According to SLAC, “Graduate student Nian Liu and postdoctoral researcher Zhenda Lu used a microemulsion technique common in the oil, paint and cosmetic industries to gather silicon yolk shells into clusters, and coated each cluster with a second, thicker layer of carbon. These carbon rinds hold the pomegranate clusters together and provide a sturdy highway for electrical currents.”

Each pomegranate cluster has just one-tenth the surface area of the individual particles inside it, exposing a small surface area to the electrolyte, “thereby reducing the amount of gunk that forms to a manageable level.”

These almost sub-microscopic particles appear as a fine black powder rather than the more identifiable artist’s concept, but they are used to coat a piece of foil and form and anode. Tests showed the pomegranate anodes worked well in “the thickness required for commercial battery performance.”

By precisely controlling the process used to make them, Stanford and SLAC researchers can produce pomegranate clusters of a specific size for silicon battery anodes. Left: Microscopic clusters form a fine black powder that can be coated on foil to create an anode. Middle: A single cluster. Right: In this close-up of a cluster, a silicon nanoparticle can be seen inside its yolk shell, with space to swell during battery charging. (Nian Liu, Zhenda Lu and Yi Cui/Stanford)

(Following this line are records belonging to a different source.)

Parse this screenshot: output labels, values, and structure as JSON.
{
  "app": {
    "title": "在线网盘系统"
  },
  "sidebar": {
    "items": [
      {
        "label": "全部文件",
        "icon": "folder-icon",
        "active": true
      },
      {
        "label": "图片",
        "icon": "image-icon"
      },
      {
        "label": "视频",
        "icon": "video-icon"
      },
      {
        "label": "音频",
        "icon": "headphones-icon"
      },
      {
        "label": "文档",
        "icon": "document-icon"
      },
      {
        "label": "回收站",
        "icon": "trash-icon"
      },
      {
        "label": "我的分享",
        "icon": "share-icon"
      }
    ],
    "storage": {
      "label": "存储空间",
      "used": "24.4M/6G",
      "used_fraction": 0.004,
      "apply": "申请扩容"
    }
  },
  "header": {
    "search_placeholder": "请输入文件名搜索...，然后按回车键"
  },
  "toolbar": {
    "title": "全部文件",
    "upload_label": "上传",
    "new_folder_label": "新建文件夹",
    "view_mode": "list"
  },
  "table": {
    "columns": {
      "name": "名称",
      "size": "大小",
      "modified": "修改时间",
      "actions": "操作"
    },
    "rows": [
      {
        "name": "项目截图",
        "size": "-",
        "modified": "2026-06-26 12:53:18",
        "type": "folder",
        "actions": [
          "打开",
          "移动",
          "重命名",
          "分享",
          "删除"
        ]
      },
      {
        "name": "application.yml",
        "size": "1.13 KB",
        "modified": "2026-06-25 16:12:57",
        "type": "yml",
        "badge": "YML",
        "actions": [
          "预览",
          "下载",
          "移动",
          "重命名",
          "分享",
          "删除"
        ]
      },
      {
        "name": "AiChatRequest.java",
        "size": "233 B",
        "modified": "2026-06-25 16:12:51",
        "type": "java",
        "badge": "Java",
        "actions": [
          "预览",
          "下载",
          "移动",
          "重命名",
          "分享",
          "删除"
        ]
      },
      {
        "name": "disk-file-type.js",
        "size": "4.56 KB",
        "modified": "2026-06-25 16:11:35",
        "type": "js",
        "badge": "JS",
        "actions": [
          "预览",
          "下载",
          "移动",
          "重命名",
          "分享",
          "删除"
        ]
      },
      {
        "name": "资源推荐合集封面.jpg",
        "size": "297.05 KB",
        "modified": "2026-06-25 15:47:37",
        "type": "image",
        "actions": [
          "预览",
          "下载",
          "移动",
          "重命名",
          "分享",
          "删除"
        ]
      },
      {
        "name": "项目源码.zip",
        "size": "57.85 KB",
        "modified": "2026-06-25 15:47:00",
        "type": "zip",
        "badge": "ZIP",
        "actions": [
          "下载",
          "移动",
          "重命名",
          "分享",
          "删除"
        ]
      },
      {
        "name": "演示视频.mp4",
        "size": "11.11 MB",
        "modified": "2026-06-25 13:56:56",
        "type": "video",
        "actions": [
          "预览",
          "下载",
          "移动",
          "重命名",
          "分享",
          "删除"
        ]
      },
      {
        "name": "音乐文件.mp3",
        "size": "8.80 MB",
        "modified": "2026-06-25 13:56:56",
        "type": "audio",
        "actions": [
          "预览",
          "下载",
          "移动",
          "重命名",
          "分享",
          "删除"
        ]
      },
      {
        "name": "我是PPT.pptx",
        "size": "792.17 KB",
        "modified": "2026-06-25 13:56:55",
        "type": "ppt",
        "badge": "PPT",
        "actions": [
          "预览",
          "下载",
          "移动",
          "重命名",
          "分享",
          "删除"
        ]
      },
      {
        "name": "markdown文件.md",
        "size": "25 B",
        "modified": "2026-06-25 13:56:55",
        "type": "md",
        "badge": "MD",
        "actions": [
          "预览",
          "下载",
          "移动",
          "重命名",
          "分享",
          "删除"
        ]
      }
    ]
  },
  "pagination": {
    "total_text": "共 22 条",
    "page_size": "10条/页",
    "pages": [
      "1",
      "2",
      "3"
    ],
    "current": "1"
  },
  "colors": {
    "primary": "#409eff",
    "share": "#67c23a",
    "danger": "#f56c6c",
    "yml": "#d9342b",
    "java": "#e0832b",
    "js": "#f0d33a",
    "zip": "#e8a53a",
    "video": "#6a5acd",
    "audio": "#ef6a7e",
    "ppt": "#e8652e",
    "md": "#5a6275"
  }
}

By precisely controlling the process used to make them, Stanford and SLAC researchers can produce pomegranate clusters of a specific size for silicon battery anodes. Left: Microscopic clusters form a fine black powder that can be coated on foil to create an anode. Middle: A single cluster. Right: In this close-up of a cluster, a silicon nanoparticle can be seen inside its yolk shell, with space to swell during battery charging. (Nian Liu, Zhenda Lu and Yi Cui/Stanford)

To make these breakthroughs commercially viable, Dr. Cui and his team need to simplify the process and find a “cheaper source of silicon nanoparticles.”  Keeping with the food inspiration for the project so far, they may use rice husks – unfit for human consumption, produced by the millions of tons, and 20 percent silicon dioxide by weight.  Liu reported on the ease of converting rice husks into pure silicon nanoparticles in a recent edition of Scientific Reports.

The battery is reported have “remarkable performance.”  Green Car Congress reports that its reversible capacity reached 2,350 mAh g-1 for a rate of c/20 (1C ¼ charge/discharge in 1 hour).  2,350 Amp-hours per kilogram would be about 10 times the current norm for the best lithium-ion batteries.  Volumetric efficiency is more than twice the 600 mAh cm-3 obtained for graphite anodes.

Icing  on the pomegranate cake, capacity retention suggests a long life cycle for this type of battery.  “From the 2nd to 1,000th cycle at a rate of C/2, the capacity retention was more than 97%. After 1,000 cycles, over 1,160 mAhg-1 capacity remained, which is more than three times the theoretical capacity of graphite. The cycle stability (0.003% decay per cycle) is among the best cycling performances of silicon anodes reported to date.”

Coulombic efficiency, the ability to hold a charge was as high as 99.87 percent from the 500th to the 1,000th cycles, “at a relatively slow rate of C/2.”

“To me it’s very exciting to see how much progress we’ve made in the last seven or eight years,” Cui said, “and how we have solved the problems one by one.”

The research team also included Jie Zhao, Matthew T. McDowell, Hyun-Wook Lee and Wenting Zhao of Stanford. Cui is a member of the Stanford Institute for Materials and Energy Sciences, a joint SLAC/Stanford institute. The research was funded by the DOE Office of Energy Efficiency and Renewable Energy.

The team’s findings are published in the journal Nature Nanotechnology.